Authentication in a digital setting establishes the identity of the sender and/or the receiver of information so that the receiver of a message can be confident of the identity of the sender. Authentication becomes invalid if the identity of the sender or receiver cannot be properly established. Digital signatures may be used to confirm the identity of the parties involved.
Encryption is the conversion of data into an unintelligible form so that it cannot be easily decoded or understood by unauthorized people. Decryption, on the other hand, converts encrypted data into its original form after the message is received.
c. Packet Filtering
Packet filters examine the headings of data packets according to programmed parameters and forward them to the firewall. If the headers of some packets do not meet preset criteria, they will be blocked from passing to the servers.
A firewall is an application program installed in servers and routers to control traffic into and out of a network. It works like a security guard to check and regulate everything going into and out of a network and can be implemented as a security buffer or a combo of hardware and software solutions and can be fairly simple or very complex.
e. Intrusion Detection Systems
These are sensors placed on strategic junctions of the network to detect and block suspicious traffic and report such to the network administrator. Some such systems only monitor and alert of an attack while others try to block the threat. They can be installed on a network, a host server, or an application (to monitor that particular application only).
f. Anti-Malware Software
Antivirus applications can be installed on the system to scan or sniff transmitted data for viruses, worms, and Trojan horses. They can also be used to clean up malware infection in a system.

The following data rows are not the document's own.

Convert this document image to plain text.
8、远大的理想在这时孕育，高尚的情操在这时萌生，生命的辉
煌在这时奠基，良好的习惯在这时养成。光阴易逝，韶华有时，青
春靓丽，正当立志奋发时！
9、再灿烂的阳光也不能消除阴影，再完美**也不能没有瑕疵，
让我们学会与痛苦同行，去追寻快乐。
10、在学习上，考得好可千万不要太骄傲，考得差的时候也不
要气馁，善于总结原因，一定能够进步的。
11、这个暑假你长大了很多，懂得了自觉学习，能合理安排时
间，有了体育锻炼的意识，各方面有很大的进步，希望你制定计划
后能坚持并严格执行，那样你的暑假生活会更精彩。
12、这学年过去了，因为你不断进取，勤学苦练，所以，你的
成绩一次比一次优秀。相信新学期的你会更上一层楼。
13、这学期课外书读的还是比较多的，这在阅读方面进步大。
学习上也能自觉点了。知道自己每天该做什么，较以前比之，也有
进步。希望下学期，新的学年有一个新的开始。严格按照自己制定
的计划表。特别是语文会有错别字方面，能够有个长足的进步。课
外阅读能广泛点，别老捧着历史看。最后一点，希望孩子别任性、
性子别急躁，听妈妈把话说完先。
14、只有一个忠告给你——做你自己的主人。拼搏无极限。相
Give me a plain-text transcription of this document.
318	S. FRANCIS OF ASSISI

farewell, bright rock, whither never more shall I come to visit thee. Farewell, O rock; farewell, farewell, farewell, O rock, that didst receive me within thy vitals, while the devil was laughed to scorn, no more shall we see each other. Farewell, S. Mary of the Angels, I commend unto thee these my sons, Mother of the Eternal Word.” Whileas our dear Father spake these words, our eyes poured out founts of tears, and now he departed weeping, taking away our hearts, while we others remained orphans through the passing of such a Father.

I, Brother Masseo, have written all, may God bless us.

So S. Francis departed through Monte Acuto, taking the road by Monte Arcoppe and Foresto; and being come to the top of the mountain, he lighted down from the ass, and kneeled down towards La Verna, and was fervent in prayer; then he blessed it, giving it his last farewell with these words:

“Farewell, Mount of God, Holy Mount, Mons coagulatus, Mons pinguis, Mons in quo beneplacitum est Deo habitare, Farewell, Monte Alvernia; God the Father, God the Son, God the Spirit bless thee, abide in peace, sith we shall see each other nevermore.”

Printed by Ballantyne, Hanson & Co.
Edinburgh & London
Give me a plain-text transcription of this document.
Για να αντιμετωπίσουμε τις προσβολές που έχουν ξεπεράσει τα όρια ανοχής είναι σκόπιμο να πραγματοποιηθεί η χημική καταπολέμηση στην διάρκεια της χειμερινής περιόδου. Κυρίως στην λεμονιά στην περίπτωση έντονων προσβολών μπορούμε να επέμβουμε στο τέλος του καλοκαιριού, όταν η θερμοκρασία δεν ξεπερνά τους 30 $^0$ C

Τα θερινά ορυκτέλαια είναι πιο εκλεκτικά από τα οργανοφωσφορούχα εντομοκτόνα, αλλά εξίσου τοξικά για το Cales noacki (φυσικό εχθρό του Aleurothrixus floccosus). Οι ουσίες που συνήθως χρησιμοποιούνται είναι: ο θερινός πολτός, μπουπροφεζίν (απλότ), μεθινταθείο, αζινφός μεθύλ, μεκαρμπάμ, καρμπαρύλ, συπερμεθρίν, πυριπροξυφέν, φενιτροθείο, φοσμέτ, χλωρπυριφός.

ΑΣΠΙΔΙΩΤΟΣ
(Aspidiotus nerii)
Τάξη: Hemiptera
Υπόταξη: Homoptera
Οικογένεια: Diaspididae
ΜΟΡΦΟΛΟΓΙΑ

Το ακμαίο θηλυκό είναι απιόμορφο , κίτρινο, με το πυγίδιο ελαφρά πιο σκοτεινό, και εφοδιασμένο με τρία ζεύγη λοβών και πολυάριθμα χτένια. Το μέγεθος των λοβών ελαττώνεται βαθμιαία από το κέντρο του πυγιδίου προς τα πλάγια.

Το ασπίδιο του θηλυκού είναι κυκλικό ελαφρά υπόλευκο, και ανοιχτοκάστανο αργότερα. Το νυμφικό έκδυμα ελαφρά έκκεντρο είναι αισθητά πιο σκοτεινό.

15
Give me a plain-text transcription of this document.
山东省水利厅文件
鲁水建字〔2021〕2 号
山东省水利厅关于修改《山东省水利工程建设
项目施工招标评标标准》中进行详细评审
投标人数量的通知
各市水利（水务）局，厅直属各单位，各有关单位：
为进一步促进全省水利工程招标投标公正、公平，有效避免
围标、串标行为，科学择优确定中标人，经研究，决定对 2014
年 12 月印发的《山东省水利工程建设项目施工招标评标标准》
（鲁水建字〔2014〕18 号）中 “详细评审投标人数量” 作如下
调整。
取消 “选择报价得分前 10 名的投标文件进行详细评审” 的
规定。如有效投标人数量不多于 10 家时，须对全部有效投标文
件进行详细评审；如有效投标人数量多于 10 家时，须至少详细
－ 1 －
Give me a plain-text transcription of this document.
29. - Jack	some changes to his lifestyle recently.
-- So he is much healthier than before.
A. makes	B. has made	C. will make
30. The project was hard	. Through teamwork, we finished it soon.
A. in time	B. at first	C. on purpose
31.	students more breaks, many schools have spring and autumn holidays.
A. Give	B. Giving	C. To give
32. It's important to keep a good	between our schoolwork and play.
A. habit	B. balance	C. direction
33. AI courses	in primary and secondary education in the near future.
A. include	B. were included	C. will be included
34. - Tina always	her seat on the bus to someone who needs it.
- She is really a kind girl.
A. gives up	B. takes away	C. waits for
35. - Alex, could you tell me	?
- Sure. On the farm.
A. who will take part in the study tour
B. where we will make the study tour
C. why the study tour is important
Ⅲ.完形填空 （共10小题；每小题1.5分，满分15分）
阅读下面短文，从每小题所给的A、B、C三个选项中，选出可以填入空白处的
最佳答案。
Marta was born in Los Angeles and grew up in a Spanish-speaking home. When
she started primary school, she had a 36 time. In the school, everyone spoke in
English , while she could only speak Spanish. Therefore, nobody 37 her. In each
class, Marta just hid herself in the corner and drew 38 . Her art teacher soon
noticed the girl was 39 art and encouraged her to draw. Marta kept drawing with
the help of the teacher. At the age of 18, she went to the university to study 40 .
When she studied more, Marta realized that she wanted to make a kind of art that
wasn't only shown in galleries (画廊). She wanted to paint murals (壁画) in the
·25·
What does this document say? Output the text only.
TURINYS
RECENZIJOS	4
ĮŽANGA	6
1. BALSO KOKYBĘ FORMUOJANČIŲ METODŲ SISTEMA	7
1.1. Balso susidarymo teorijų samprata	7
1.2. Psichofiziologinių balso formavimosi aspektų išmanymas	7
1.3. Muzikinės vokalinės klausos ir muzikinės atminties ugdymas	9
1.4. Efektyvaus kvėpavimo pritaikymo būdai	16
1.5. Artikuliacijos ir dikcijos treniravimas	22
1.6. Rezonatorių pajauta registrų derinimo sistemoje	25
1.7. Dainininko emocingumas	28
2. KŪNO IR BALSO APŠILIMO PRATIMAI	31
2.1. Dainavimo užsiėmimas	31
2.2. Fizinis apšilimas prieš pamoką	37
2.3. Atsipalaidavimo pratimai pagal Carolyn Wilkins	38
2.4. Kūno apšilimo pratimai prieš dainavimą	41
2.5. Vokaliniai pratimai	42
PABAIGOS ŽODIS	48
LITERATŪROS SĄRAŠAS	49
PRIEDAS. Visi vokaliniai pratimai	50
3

g. Secure Socket Layer (SSL)
SSL is a protocol suite used to create a secure tunnel between a client and server or between a web browser and a server to secure data being passed across the internet. SSL requires authentication of clients to server through the use of certificates to the server to check identity before granting a connection.
Network Security Tips
The best way to prevent a system form being infected by malware is to avoid copying or downloading files of unknown origin.
- Antivirus software packages should be used to scan and files to ensure that they are free of malware infection.
- Firewalls should be used at all data transmission points.
- Idle servers and ports should be turned off to prevent them from being exploited by threats.
- Longer passwords with mixed numbers or symbols should be used.
- Files should always be backed up both on and off site periodically.
- The network should be continuously monitored for suspicious activities.
- Passwords should be changed regularly.
- Up-to-date incident response mechanisms should be installed.
Securing the modern network infrastructure and service requires a good understanding of possible threats, vulnerabilities, counter-measures, and proactive actions to contain threats in case of eventualities. Although such knowledge cannot deter all attempts at network incursion or system attack, it can help to eliminate or minimize the risks associated with certain general threats, quickly detect breaches, and significantly reduce potential damages. There should be a balance among several factors, such as network size, risk analysis, the cost of implementing a security policy, and impact on overall network service when making the security policy.